The benchmark Nifty50 has declined 7 per cent from its October high of 18,339, against around 4 per cent decline each in the United States’ Dow Jones Industrial Average and MSCI Emerging Markets Index, while the MSCI World Index has declined around 5 per cent. China’s Shanghai Composite Index, seems to have bucked this trend, having risen around one per cent.
However, the Nifty50 remains the top performer on a one- and two-year basis. It has risen 31 per cent since the beginning of CY20, against a 17 per cent rally in the Dow Jones and just 3 per cent rise in the MSCI EM index. All indices in our analysis are priced in respective local currencies, while the MSCI World and EM indices are priced in US dollars.
Volatility
Additionally, analysts say Indian markets have also become more volatile in recent months. “There has been a sharp rise in volatility in the Indian equity market in the last six months or so, leading to a sharp rally when sentiments are positive and an equally sharp sell-off when sentiment turns sour,” says Dhananjay Sinha, managing director and chief strategist at J M Finance Institutional Equity.
The Nifty50’s recent movements capture this volatility well. For instance, it corrected by 10 per cent between the second half of October and December, followed by 10 per cent of rally. However, the index has given up nearly two-thirds of those recent gains in just the last five sessions. In contrast, the correction has been more orderly in the US and other EMs.
This shows in the volatility indices or Vix. Indian Vix rose 21 per cent on Monday to reach its highest level since May. In comparison, the CBOE Vix, which tracks volatility in the S&P 500 index, rose 12 per cent and is now at its highest level since November 2020.
Analysts attribute the sharp swing in the market to the tussle between foreign and domestic investors. “The foreign portfolio investors have been selling consistently since October, but inflows from domestic investors remains strong, leading to a big swing in the market when this balance of flows changes,” says Shailendra Kumar chief investment officer at Narnolia Securities. He expects a slowdown in trading activity by domestic investors in the coming months that could keep the markets on edge.

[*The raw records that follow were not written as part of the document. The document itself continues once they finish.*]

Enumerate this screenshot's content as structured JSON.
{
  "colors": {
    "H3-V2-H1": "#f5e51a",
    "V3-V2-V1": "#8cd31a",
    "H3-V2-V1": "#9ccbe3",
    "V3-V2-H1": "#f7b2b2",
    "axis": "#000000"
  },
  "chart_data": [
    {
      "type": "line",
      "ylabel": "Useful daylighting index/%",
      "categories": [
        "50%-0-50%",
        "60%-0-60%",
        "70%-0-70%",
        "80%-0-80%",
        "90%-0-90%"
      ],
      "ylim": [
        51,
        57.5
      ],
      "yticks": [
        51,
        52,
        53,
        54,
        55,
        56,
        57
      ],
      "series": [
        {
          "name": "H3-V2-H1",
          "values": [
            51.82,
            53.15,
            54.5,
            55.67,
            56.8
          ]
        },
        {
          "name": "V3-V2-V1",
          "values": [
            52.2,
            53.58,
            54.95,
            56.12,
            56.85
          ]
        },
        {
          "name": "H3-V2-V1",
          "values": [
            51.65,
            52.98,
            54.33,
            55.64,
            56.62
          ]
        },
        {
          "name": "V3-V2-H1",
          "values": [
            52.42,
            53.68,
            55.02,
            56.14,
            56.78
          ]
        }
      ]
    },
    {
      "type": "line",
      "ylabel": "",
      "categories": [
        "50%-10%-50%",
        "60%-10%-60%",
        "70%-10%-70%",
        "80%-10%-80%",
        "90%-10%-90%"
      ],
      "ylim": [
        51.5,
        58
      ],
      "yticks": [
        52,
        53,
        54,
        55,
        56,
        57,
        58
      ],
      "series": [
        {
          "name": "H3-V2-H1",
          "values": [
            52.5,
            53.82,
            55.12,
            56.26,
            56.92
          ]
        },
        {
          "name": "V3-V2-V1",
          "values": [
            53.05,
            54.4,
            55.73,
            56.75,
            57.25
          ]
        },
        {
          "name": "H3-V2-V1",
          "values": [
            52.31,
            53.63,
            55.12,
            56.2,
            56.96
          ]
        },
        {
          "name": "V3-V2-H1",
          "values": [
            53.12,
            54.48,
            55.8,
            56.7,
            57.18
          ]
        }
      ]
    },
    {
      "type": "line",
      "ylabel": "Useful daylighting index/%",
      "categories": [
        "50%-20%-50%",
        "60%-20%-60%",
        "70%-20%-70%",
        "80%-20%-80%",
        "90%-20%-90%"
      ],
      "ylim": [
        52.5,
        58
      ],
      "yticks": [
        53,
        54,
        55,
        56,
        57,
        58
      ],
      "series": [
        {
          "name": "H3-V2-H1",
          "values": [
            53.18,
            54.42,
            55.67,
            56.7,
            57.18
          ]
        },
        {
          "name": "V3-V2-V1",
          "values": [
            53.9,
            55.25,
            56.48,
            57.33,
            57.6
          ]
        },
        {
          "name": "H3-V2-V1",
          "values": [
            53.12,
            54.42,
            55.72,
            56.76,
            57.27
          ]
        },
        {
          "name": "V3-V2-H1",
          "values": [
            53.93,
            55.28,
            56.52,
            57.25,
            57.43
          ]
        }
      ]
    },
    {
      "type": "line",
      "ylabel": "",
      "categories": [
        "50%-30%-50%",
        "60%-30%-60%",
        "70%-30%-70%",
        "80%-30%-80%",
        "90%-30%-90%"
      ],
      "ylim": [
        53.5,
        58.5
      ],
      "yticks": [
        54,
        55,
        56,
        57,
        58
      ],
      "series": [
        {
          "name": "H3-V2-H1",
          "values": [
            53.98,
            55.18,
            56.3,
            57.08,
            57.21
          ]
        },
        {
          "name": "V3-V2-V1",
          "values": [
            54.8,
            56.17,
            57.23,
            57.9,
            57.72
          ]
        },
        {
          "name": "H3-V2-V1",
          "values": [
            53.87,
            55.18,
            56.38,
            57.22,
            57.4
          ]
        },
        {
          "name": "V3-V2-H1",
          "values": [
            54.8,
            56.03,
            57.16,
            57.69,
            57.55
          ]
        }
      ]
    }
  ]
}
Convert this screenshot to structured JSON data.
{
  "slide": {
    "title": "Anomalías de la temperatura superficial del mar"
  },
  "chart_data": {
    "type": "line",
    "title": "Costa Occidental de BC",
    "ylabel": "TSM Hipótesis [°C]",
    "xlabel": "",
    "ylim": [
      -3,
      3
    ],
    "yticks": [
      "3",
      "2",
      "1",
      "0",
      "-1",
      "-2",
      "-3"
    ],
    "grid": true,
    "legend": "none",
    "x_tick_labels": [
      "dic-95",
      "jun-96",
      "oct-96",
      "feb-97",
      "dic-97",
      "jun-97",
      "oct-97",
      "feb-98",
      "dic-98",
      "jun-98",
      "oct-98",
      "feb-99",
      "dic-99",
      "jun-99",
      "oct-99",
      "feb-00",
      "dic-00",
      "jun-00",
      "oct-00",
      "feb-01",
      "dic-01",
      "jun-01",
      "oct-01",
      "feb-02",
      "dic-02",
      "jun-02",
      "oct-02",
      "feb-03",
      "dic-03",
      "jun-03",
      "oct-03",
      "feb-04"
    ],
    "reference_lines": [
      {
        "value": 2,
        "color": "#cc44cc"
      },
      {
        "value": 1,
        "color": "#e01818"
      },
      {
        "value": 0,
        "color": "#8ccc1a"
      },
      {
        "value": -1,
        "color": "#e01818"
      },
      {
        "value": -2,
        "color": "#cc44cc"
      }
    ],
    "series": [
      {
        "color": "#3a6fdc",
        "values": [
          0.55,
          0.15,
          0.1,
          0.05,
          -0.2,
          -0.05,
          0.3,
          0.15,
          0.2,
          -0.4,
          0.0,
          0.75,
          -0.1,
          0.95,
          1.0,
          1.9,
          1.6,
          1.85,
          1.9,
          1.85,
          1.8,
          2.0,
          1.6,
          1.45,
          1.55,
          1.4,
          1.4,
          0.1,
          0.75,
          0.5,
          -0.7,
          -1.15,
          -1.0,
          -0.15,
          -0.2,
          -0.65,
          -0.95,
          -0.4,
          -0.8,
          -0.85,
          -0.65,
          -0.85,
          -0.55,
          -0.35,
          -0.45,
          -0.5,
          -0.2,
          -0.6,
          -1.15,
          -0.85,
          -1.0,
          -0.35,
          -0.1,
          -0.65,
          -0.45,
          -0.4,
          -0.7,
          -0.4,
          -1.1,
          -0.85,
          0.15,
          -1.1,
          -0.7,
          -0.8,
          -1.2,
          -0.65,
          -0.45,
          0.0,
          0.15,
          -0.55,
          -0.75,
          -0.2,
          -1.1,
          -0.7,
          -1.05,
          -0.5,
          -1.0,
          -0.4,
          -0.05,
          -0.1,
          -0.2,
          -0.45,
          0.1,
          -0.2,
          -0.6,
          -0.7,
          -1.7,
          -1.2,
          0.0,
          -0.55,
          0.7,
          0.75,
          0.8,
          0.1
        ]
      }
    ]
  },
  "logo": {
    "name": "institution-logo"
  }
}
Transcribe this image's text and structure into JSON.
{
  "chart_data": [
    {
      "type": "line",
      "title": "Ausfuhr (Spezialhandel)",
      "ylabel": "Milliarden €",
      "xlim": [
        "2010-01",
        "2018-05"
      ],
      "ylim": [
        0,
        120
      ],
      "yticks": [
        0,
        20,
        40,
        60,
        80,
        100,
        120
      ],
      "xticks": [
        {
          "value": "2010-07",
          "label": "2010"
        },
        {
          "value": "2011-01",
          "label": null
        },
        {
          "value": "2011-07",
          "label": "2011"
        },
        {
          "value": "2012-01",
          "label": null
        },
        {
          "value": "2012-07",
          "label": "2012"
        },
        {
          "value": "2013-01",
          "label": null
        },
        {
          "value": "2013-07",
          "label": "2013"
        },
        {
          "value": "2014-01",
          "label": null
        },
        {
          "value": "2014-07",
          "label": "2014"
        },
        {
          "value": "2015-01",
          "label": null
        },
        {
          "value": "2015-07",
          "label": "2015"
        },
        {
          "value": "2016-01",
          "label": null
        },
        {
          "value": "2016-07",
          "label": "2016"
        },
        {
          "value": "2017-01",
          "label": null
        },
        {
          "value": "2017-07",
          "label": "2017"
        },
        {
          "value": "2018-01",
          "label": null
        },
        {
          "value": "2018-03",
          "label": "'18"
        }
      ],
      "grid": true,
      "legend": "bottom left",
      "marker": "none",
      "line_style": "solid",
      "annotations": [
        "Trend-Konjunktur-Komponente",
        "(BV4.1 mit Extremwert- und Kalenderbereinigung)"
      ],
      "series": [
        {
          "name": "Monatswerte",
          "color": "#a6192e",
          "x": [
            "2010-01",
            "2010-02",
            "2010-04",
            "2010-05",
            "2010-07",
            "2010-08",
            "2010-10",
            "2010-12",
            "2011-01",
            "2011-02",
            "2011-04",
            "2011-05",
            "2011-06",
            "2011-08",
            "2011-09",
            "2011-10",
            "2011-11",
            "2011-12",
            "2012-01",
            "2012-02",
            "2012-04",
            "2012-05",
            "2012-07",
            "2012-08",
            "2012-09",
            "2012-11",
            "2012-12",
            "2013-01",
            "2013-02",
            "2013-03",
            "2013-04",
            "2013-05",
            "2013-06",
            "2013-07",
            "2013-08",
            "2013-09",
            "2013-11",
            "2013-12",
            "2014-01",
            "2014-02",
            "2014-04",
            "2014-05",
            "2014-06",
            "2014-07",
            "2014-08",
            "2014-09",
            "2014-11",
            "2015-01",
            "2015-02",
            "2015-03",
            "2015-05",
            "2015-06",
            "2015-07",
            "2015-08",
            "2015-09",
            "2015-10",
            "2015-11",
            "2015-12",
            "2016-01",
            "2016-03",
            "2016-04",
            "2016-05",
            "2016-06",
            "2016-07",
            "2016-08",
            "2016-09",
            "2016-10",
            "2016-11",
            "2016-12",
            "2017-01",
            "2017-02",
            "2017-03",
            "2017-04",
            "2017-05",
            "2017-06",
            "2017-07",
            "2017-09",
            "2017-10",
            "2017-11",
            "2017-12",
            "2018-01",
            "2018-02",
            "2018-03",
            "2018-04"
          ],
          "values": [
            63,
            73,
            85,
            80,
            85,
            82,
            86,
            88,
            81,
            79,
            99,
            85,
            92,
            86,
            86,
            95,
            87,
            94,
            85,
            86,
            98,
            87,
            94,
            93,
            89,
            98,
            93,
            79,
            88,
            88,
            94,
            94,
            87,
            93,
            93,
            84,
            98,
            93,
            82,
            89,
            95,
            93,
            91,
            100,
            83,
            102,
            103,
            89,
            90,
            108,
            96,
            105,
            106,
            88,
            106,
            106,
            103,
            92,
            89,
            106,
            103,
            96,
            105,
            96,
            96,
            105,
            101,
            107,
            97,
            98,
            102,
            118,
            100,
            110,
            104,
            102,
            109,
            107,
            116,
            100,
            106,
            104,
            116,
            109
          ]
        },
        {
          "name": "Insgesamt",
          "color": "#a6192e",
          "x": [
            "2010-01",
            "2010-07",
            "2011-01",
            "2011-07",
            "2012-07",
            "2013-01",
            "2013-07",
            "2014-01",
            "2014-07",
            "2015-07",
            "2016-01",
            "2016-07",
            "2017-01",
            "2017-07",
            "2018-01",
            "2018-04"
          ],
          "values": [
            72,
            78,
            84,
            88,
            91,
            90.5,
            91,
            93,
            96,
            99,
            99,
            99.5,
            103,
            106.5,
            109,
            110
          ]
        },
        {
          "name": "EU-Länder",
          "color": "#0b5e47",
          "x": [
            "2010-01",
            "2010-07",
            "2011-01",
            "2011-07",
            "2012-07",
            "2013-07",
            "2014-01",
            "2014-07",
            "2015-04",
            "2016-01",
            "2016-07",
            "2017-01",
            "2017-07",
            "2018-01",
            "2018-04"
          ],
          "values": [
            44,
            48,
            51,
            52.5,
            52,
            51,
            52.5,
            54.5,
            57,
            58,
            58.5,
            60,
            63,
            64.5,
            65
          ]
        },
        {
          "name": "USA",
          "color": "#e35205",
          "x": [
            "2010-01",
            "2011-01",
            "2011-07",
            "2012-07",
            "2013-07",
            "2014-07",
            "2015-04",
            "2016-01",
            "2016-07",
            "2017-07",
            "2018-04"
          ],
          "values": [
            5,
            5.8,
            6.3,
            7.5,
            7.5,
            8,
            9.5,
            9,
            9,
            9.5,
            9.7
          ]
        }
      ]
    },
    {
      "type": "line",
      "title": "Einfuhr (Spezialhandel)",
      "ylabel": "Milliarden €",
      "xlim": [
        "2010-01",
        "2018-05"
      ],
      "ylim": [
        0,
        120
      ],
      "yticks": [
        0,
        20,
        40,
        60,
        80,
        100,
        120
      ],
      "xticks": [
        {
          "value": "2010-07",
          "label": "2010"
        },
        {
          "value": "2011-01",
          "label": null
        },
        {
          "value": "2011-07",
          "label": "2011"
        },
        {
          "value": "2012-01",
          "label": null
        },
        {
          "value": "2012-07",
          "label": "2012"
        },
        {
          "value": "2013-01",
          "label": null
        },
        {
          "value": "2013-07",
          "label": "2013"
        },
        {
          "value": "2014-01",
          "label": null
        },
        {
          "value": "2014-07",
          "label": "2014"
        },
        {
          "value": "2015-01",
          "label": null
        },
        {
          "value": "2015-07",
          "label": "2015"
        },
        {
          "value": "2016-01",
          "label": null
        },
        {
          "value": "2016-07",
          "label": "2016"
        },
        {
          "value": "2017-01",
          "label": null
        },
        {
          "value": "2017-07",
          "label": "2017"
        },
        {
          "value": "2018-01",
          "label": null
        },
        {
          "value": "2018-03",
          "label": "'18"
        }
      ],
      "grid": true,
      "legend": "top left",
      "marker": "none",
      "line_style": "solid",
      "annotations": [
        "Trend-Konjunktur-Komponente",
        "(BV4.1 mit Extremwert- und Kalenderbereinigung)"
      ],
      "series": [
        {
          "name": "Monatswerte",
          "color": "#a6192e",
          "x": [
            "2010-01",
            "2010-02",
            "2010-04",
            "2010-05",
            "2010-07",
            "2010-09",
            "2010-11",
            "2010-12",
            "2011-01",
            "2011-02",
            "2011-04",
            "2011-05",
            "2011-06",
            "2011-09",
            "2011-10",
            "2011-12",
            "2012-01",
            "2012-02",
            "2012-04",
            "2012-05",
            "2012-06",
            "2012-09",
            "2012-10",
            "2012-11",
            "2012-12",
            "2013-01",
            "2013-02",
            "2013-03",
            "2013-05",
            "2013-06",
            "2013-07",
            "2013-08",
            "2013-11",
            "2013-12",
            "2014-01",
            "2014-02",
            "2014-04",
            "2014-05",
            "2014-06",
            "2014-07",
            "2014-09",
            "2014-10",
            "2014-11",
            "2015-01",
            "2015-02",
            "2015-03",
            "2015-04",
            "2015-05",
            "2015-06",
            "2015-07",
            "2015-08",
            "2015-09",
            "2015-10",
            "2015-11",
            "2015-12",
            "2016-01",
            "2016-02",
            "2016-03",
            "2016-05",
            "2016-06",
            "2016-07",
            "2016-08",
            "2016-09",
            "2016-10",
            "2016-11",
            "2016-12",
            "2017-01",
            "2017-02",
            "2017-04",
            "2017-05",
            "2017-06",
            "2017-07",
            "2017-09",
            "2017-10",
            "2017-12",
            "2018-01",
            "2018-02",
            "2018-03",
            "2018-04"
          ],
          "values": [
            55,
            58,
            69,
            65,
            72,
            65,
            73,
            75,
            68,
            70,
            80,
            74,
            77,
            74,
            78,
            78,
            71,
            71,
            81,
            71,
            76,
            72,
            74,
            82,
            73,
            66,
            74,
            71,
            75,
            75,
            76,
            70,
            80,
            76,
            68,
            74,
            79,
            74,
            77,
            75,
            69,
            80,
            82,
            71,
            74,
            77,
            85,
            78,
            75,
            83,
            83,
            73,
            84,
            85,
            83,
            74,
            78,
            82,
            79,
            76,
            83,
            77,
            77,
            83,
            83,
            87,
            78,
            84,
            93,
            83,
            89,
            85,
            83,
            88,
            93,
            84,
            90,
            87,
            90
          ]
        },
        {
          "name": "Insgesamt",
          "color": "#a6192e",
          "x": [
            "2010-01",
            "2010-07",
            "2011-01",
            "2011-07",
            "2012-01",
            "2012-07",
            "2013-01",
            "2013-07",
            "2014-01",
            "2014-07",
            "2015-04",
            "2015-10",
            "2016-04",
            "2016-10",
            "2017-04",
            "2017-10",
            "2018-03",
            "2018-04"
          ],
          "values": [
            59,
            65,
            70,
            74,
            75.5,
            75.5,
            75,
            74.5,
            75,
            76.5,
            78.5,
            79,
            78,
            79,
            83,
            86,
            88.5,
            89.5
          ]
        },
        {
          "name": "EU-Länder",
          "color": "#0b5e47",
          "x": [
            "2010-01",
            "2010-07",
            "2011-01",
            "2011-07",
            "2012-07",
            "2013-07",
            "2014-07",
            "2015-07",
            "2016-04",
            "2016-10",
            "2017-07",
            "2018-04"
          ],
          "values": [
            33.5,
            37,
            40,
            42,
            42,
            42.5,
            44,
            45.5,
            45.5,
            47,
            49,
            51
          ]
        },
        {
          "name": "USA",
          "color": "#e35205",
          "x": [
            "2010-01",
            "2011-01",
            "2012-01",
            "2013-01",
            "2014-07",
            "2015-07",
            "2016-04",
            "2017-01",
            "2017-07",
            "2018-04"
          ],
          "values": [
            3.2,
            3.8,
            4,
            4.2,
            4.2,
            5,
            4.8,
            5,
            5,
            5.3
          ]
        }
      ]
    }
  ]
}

“The recent correction is, however, part of the usual market cycle of a big rally followed by consolidation. We had 18 months of a strong season that ended in October and the market is now in a correction phase that may last till March,”
adds Kumar.
Others, though, expect the correction to last longer. “The Indian equity market gained massively from quantitative easing by the US Federal Reserve in the last two years. Now that the US Fed is tightening its monetary policy it could dry-up liquidity, keeping stock prices under check in 2022,” says Sinha.